Paleomagnetic measurements and U-Pb geochronology of alkalic igneous rocks intruding the Ediacaran Cambridge Argillite and the Lower Cambrian Weymouth Formation north of Boston at Nahant, Massachusetts yield a well-constrained paleopole. The oldest intrusive phases are a syenodiorite sill and a granite dike with 206Pb/238U crystallization ages of 490.19 ± 0.90 Ma and 489.03 ± 0.82 Ma, respectively. This sequence along with undated mafic sills penetrating both the argillite and Weymouth strata are cut by 488.53 ± 0.81 Ma gabbro locally associated with 488.48 ± 0.79 Ma syenite forming a steep-sided intrusive plug. Ten paleomagnetic sampling sites within the mafic sills and the gabbro contain a stable A magnetic component with a mean direction of D = 278.5°, I = -76.7° (A95 = 3.9°, N = 10). This is considered to be the primary magnetization direction because it passes both fold and reversals tests.
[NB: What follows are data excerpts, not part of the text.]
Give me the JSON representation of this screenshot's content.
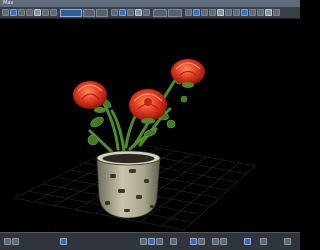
{
  "window": {
    "title": "Max"
  },
  "toolbar": {
    "icons": [
      "select-icon",
      "move-icon",
      "rotate-icon",
      "scale-icon",
      "link-icon",
      "unlink-icon",
      "bind-icon",
      "filter-icon",
      "select-region-icon",
      "window-icon",
      "undo-icon",
      "redo-icon",
      "snap-icon",
      "angle-snap-icon",
      "percent-snap-icon",
      "spinner-snap-icon",
      "mirror-icon",
      "align-icon",
      "layers-icon",
      "curve-editor-icon",
      "schematic-icon",
      "material-editor-icon",
      "render-setup-icon",
      "render-icon"
    ],
    "tabs": [
      "tab-1",
      "tab-2",
      "tab-3",
      "tab-4",
      "tab-5"
    ]
  },
  "statusbar": {
    "icons": [
      "lock-icon",
      "absolute-mode-icon",
      "key-mode-icon",
      "prev-frame-icon",
      "play-icon",
      "next-frame-icon",
      "time-config-icon",
      "zoom-icon",
      "zoom-all-icon",
      "zoom-extents-icon",
      "fov-icon",
      "pan-icon",
      "orbit-icon",
      "maximize-icon"
    ]
  },
  "colors": {
    "background": "#000000",
    "grid": "#2a2a2a",
    "flower": "#d9321f",
    "stem": "#4f8a2c",
    "vase": "#b9b59c"
  }
}
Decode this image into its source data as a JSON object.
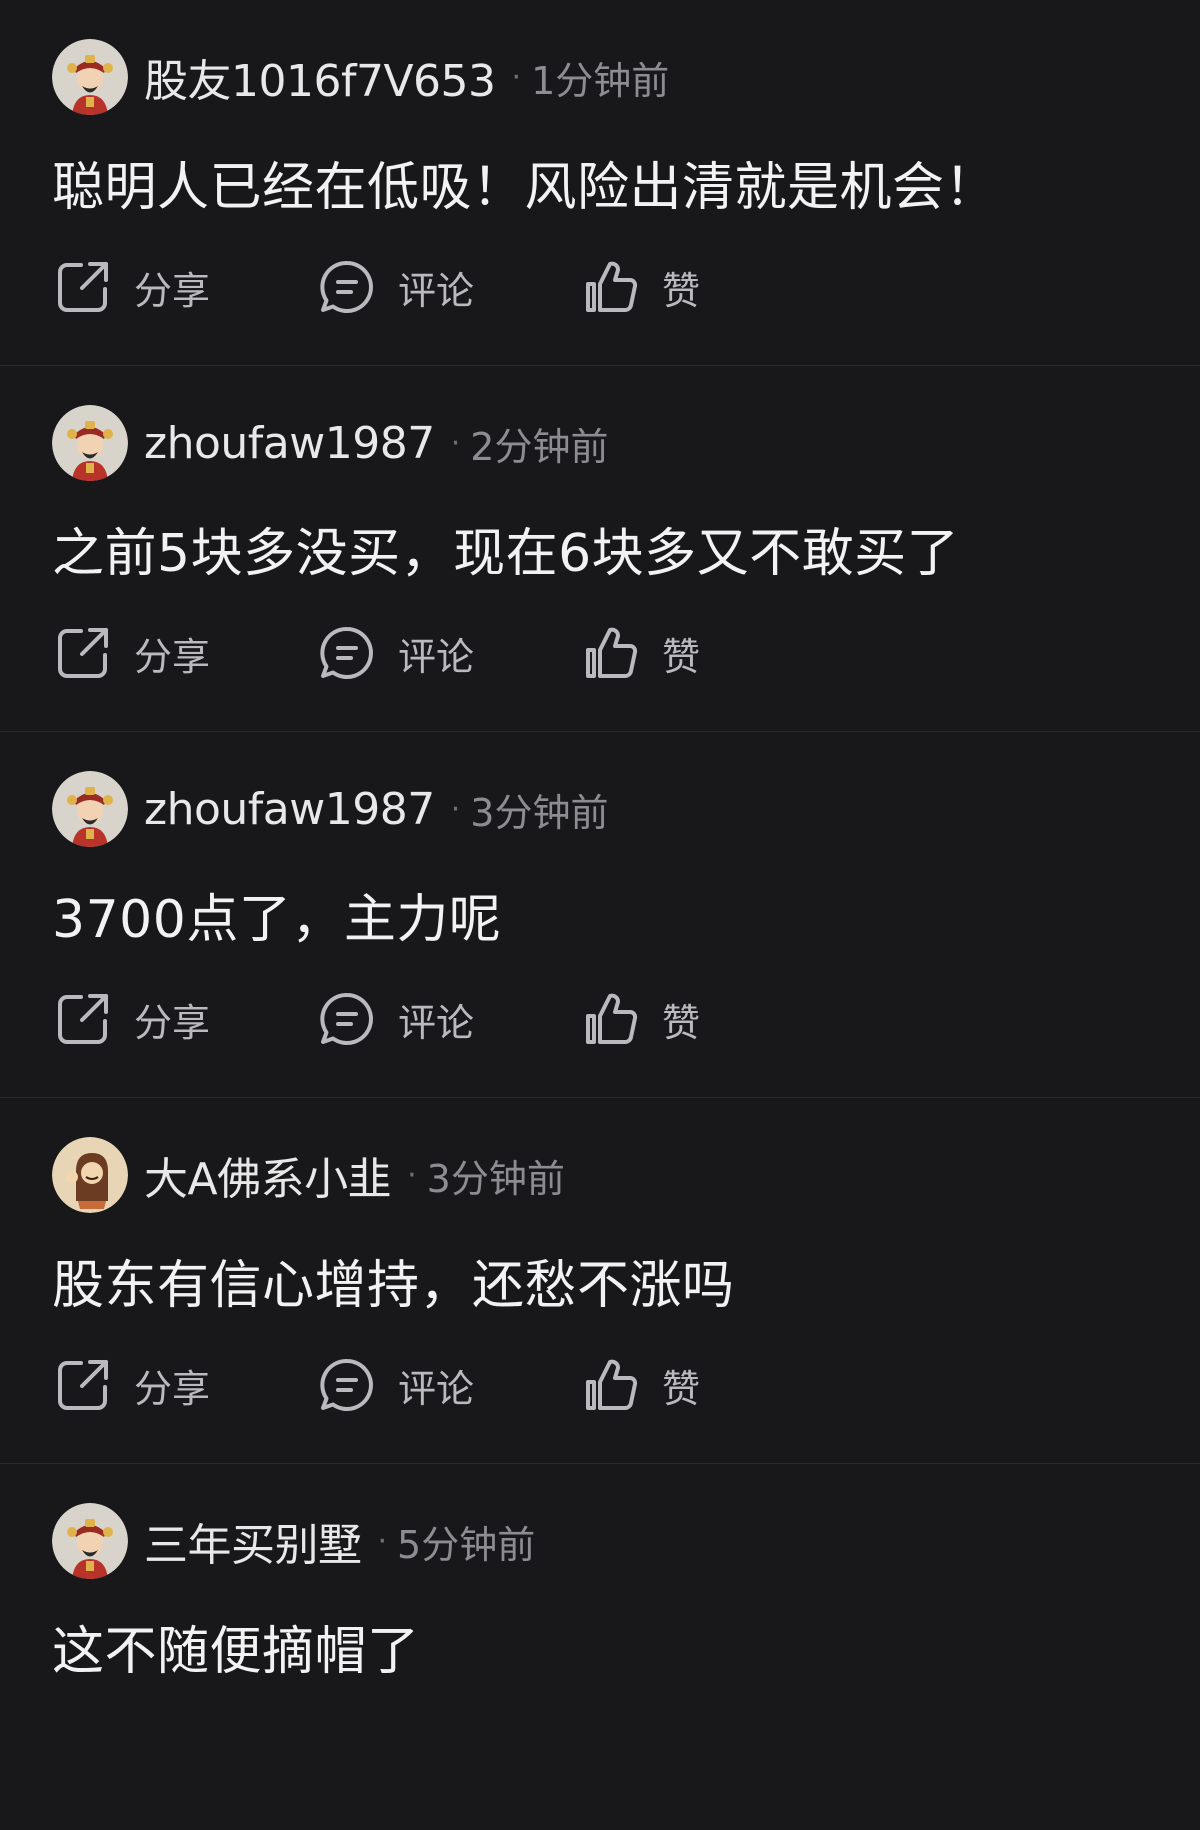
{
  "actions": {
    "share": "分享",
    "comment": "评论",
    "like": "赞"
  },
  "comments": [
    {
      "username": "股友1016f7V653",
      "time": "1分钟前",
      "text": "聪明人已经在低吸！风险出清就是机会！",
      "avatar": "fortune-god-avatar"
    },
    {
      "username": "zhoufaw1987",
      "time": "2分钟前",
      "text": "之前5块多没买，现在6块多又不敢买了",
      "avatar": "fortune-god-avatar"
    },
    {
      "username": "zhoufaw1987",
      "time": "3分钟前",
      "text": "3700点了，主力呢",
      "avatar": "fortune-god-avatar"
    },
    {
      "username": "大A佛系小韭",
      "time": "3分钟前",
      "text": "股东有信心增持，还愁不涨吗",
      "avatar": "cartoon-character-avatar"
    },
    {
      "username": "三年买别墅",
      "time": "5分钟前",
      "text": "这不随便摘帽了",
      "avatar": "fortune-god-avatar"
    }
  ],
  "colors": {
    "background": "#18181a",
    "divider": "#2b2b2e",
    "username": "#e8e8e8",
    "time": "#8c8c91",
    "action_label": "#b9b9be"
  }
}
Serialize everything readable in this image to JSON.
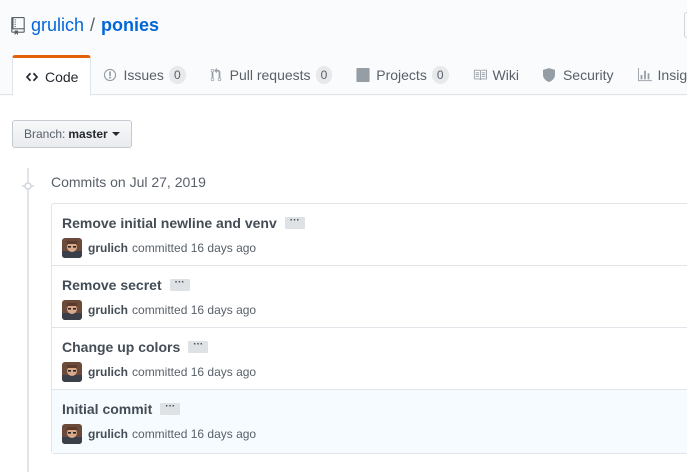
{
  "repo": {
    "owner": "grulich",
    "separator": "/",
    "name": "ponies"
  },
  "tabs": [
    {
      "label": "Code",
      "icon": "code-icon",
      "selected": true
    },
    {
      "label": "Issues",
      "icon": "issue-icon",
      "count": "0"
    },
    {
      "label": "Pull requests",
      "icon": "pull-request-icon",
      "count": "0"
    },
    {
      "label": "Projects",
      "icon": "project-icon",
      "count": "0"
    },
    {
      "label": "Wiki",
      "icon": "book-icon"
    },
    {
      "label": "Security",
      "icon": "shield-icon"
    },
    {
      "label": "Insights",
      "icon": "graph-icon"
    }
  ],
  "branch": {
    "label": "Branch:",
    "name": "master"
  },
  "commits_date": "Commits on Jul 27, 2019",
  "commits": [
    {
      "message": "Remove initial newline and venv",
      "author": "grulich",
      "action": "committed",
      "time": "16 days ago"
    },
    {
      "message": "Remove secret",
      "author": "grulich",
      "action": "committed",
      "time": "16 days ago"
    },
    {
      "message": "Change up colors",
      "author": "grulich",
      "action": "committed",
      "time": "16 days ago"
    },
    {
      "message": "Initial commit",
      "author": "grulich",
      "action": "committed",
      "time": "16 days ago"
    }
  ],
  "ellipsis": "···",
  "colors": {
    "link": "#0366d6",
    "tab_accent": "#e36209",
    "highlight_row": "#f6fbff"
  }
}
The corresponding paleopole at 320°E, 34°N (A95 = 7.2°, N = 10) places the Southeastern New England Avalon Zone at a southerly paleolatitude of 65° slightly removed from the African margin of Gondwana and suggests that bimodal Nahant magmatism is linked with latest Cambrian-Early Ordovician rifting of West Avalonia to form the Rheic Ocean.

Stable B and C magnetic components in Nahant syenodiorite and syenite give rise to virtual geomagnetic poles that track Late Silurian through Carboniferous segments of the North American apparent polar wander path, indicating docking of West Avalonia by mid-Paleozoic time.